Oireachtas Joint and Select Committees

Tuesday, 25 February 2014

Joint Oireachtas Committee on Health and Children

Ambulance Response Times: Discussion

6:20 pm

Mr. Martin Dunne:

On the incident in Mayo raised by the Deputy, the command and control centre which takes the call operates a system called advance medical priority dispatch. This allows the call to be triaged to certain different levels, which allows the centre to send the proper clinician in the proper timeframe to that patient. We are trying to develop international best practice command and control centres with the patient at the focus.

Part of this response time is that the treatment starts on the phone. An ECHO call is a cardiac arrest while DELTA is a life-threatening non-cardiac incident. Patients in one of these categories can be treated immediately when they phone in. The operators are trained to tell the caller how to do resuscitation, administer certain levels of medication, including aspirin if available, and operate a defibrillator, even if they might not be trained to use it.
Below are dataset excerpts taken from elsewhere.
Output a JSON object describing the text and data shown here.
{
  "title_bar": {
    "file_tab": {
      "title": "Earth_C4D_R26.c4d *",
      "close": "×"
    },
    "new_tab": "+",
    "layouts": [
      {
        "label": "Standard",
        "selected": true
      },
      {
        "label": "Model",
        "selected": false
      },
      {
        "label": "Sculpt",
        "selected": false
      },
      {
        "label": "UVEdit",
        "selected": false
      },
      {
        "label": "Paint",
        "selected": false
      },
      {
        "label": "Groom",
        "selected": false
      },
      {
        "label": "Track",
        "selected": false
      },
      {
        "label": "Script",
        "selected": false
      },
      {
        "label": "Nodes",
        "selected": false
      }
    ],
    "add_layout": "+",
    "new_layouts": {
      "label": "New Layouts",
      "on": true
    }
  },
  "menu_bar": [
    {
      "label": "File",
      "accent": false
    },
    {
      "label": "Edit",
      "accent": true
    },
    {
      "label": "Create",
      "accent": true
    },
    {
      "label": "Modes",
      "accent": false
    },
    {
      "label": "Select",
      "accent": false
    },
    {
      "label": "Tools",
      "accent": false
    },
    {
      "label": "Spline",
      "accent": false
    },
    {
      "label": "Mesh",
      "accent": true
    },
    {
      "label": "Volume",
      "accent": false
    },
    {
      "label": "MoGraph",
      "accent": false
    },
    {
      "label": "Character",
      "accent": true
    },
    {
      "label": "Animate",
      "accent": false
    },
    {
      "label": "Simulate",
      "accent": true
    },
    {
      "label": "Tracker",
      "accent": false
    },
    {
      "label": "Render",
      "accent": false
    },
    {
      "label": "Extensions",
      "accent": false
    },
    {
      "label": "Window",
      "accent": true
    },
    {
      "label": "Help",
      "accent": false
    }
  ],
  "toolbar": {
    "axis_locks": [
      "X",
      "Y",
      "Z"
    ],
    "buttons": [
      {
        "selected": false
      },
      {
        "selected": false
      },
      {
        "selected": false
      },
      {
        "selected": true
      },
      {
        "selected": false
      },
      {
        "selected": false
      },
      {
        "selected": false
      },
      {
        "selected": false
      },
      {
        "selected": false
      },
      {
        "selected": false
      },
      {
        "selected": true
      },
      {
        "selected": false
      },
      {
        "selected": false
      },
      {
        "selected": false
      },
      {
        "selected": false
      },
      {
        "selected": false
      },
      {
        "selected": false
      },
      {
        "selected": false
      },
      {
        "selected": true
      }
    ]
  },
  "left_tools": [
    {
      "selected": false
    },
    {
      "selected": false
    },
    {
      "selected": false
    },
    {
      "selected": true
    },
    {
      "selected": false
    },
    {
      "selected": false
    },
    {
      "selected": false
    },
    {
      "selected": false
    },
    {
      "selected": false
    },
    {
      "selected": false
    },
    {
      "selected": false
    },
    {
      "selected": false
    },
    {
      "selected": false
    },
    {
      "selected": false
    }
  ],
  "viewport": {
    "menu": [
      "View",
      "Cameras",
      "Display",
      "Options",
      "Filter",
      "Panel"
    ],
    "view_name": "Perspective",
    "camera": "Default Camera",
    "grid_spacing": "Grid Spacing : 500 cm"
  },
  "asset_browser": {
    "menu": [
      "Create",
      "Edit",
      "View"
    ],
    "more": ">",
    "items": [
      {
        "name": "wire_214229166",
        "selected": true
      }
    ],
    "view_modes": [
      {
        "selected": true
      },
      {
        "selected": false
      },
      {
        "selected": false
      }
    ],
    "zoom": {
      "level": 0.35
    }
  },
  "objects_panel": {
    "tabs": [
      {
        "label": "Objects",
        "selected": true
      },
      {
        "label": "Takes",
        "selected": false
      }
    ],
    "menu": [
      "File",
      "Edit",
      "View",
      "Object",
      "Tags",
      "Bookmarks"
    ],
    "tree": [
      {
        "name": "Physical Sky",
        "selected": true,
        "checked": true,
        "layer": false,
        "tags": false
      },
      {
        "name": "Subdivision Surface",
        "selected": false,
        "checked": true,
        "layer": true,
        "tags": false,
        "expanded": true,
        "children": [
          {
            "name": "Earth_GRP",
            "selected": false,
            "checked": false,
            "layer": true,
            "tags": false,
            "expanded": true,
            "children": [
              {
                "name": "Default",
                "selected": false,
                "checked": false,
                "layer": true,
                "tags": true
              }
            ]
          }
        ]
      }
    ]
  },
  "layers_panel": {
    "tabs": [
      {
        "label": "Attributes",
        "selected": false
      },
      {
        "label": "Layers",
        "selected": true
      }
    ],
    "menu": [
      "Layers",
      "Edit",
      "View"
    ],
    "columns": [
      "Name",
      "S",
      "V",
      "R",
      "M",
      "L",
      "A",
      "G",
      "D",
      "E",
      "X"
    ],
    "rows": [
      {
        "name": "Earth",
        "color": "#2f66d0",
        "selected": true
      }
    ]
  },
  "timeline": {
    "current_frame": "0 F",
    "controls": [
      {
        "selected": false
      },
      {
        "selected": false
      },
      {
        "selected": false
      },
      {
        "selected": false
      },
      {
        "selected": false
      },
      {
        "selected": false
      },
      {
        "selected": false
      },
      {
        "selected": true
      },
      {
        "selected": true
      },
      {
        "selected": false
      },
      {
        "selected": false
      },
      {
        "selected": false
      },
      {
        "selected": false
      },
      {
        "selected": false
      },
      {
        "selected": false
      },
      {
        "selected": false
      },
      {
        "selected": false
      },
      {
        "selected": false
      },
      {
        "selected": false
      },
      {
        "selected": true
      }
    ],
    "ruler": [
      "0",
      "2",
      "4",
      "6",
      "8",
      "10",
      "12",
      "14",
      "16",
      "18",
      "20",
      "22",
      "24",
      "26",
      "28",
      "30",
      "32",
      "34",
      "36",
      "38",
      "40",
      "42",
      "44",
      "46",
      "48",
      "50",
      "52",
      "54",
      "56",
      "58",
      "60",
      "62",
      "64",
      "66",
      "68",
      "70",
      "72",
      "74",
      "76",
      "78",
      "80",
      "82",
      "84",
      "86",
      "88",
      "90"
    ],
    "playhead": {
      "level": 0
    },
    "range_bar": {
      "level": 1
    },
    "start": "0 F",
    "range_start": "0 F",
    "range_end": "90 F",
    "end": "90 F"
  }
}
Response times for ECHO and DELTA calls are being measured. Other calls beneath are not. The main response time we are looking at is the transport in the ambulance, namely 18 minutes and 59 seconds. At all times, we will dispatch the closest available resource to the patient. In some cases, that could be a community first responder, a vehicle from the national ambulance service, an off-duty ambulance service member of staff, if one is available, or a transporting vehicle. In some cases, unfortunately, the vehicle that is closest is not as close as it could be. The triage will ensure the closest available vehicle to the clinical presentation of that patient is what is sent.